Through the Science Policy Group at Berkeley, I helped start and currently lead STEMVotes, an effort to improve voter turnout by students in science, technology, engineering, and math (STEM). Through our social media campaign (#stemvotes), we have provided advocacy resources for fellow students and reminded them of upcoming voter deadlines. In 2018, we hosted a voter information night with almost a hundred attendees and crashed (many) departmental happy hours to register students to vote. In the future, we hope to start a competition between campuses for getting the greatest number of voters!
As a team leader within Bay Area Scientists in Schools, I designed and taught hands-on lessons on the water cycle to dozens of elementary school students. In the past, I’ve shared my own research and fieldwork anecdotes at events such as the California Academy of Sciences NightLife and Grounds for Science! I’ve also mentored fellow students in STEM both informally and formally through programs such as the Bay Area Graduate Pathways to STEM.

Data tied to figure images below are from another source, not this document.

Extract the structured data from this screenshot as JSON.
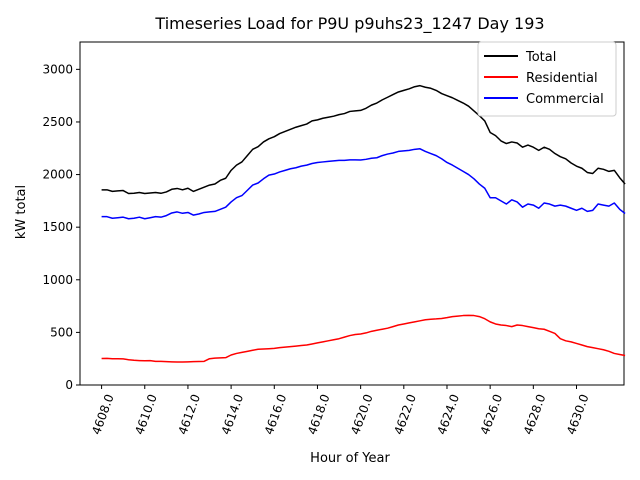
{
  "chart_data": {
    "type": "line",
    "title": "Timeseries Load for P9U p9uhs23_1247  Day 193",
    "xlabel": "Hour of Year",
    "ylabel": "kW total",
    "xlim": [
      4607.0,
      4632.2
    ],
    "ylim": [
      0,
      3260
    ],
    "xticks": [
      4608,
      4610,
      4612,
      4614,
      4616,
      4618,
      4620,
      4622,
      4624,
      4626,
      4628,
      4630
    ],
    "xtick_labels": [
      "4608.0",
      "4610.0",
      "4612.0",
      "4614.0",
      "4616.0",
      "4618.0",
      "4620.0",
      "4622.0",
      "4624.0",
      "4626.0",
      "4628.0",
      "4630.0"
    ],
    "yticks": [
      0,
      500,
      1000,
      1500,
      2000,
      2500,
      3000
    ],
    "ytick_labels": [
      "0",
      "500",
      "1000",
      "1500",
      "2000",
      "2500",
      "3000"
    ],
    "legend_position": "top-right",
    "x_start": 4608.0,
    "x_step": 0.25,
    "series": [
      {
        "name": "Total",
        "color": "#000000",
        "values": [
          1855,
          1855,
          1840,
          1845,
          1848,
          1820,
          1822,
          1830,
          1820,
          1825,
          1830,
          1822,
          1835,
          1860,
          1868,
          1855,
          1870,
          1840,
          1860,
          1880,
          1900,
          1910,
          1945,
          1965,
          2040,
          2090,
          2120,
          2180,
          2240,
          2265,
          2310,
          2340,
          2360,
          2390,
          2410,
          2430,
          2450,
          2465,
          2480,
          2510,
          2520,
          2535,
          2545,
          2555,
          2570,
          2580,
          2600,
          2605,
          2610,
          2630,
          2660,
          2680,
          2710,
          2735,
          2760,
          2785,
          2800,
          2815,
          2835,
          2845,
          2830,
          2820,
          2800,
          2770,
          2750,
          2730,
          2705,
          2680,
          2650,
          2605,
          2560,
          2510,
          2400,
          2370,
          2320,
          2295,
          2310,
          2300,
          2260,
          2280,
          2260,
          2230,
          2260,
          2240,
          2200,
          2170,
          2150,
          2110,
          2080,
          2060,
          2020,
          2010,
          2060,
          2050,
          2030,
          2040,
          1970,
          1910
        ]
      },
      {
        "name": "Residential",
        "color": "#ff0000",
        "values": [
          252,
          253,
          250,
          250,
          248,
          240,
          235,
          232,
          230,
          232,
          225,
          225,
          222,
          220,
          218,
          218,
          220,
          222,
          223,
          225,
          250,
          255,
          258,
          260,
          285,
          300,
          310,
          320,
          330,
          340,
          342,
          345,
          348,
          355,
          360,
          365,
          370,
          375,
          380,
          390,
          400,
          410,
          420,
          430,
          440,
          455,
          470,
          480,
          485,
          495,
          510,
          520,
          530,
          540,
          555,
          570,
          580,
          590,
          600,
          610,
          620,
          625,
          628,
          632,
          640,
          650,
          655,
          660,
          662,
          660,
          650,
          630,
          600,
          580,
          570,
          565,
          555,
          570,
          565,
          555,
          545,
          535,
          530,
          510,
          490,
          440,
          420,
          410,
          395,
          380,
          365,
          355,
          345,
          335,
          320,
          300,
          290,
          280
        ]
      },
      {
        "name": "Commercial",
        "color": "#0000ff",
        "values": [
          1600,
          1600,
          1585,
          1590,
          1595,
          1580,
          1585,
          1595,
          1580,
          1590,
          1600,
          1595,
          1610,
          1635,
          1645,
          1632,
          1640,
          1615,
          1625,
          1640,
          1645,
          1650,
          1670,
          1690,
          1740,
          1780,
          1800,
          1850,
          1900,
          1920,
          1960,
          1995,
          2005,
          2025,
          2040,
          2055,
          2065,
          2080,
          2090,
          2105,
          2115,
          2120,
          2125,
          2130,
          2135,
          2135,
          2140,
          2140,
          2138,
          2145,
          2155,
          2160,
          2180,
          2195,
          2205,
          2220,
          2225,
          2230,
          2240,
          2245,
          2220,
          2200,
          2180,
          2150,
          2115,
          2090,
          2060,
          2030,
          2000,
          1960,
          1910,
          1870,
          1780,
          1780,
          1750,
          1720,
          1760,
          1740,
          1690,
          1720,
          1710,
          1680,
          1730,
          1720,
          1700,
          1710,
          1700,
          1680,
          1660,
          1680,
          1650,
          1660,
          1720,
          1710,
          1700,
          1730,
          1670,
          1630
        ]
      }
    ]
  }
}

As a counselor at the Crisis Support Services of Alameda County, I listen to and empathize with callers in distress, assess them for risk of suicide, collaborate with callers to de-escalate high-risk situations, and bridge connections to long-term care. I was drawn to this work because of a personal interest in promoting mental wellness, preventing suicide, and de-stigmatizing mental illness. This work opened my eyes to the extremes of suffering and compassion and has been both immensely challenging and rewarding. It’s helped me develop my active listening skills and mindfulness, which are two abilities I depend on every day.
Effective altruism is a social and philosophical movement that asks how we can use our talent, time, and money to most benefit others. This mindset of thinking critically about what it means to “do good” has inspired me donate a portion of my income to highly impactful charities each year. It’s simply one of the most efficient ways for me to have a net positive impact with the resources I have. In fact, one of my proudest accomplishments is running a marathon to raise $3,600 for the Against Malaria Foundation, a nonprofit that distributes insecticide-treated bed nets to people in need. I try to be transparent about my charitable contributions to encourage others to donate as well. Previously, I was a member of the Effective Altruists of Berkeley, which educated students on promising giving opportunities and hosted lectures by ethicists and nonprofit leaders.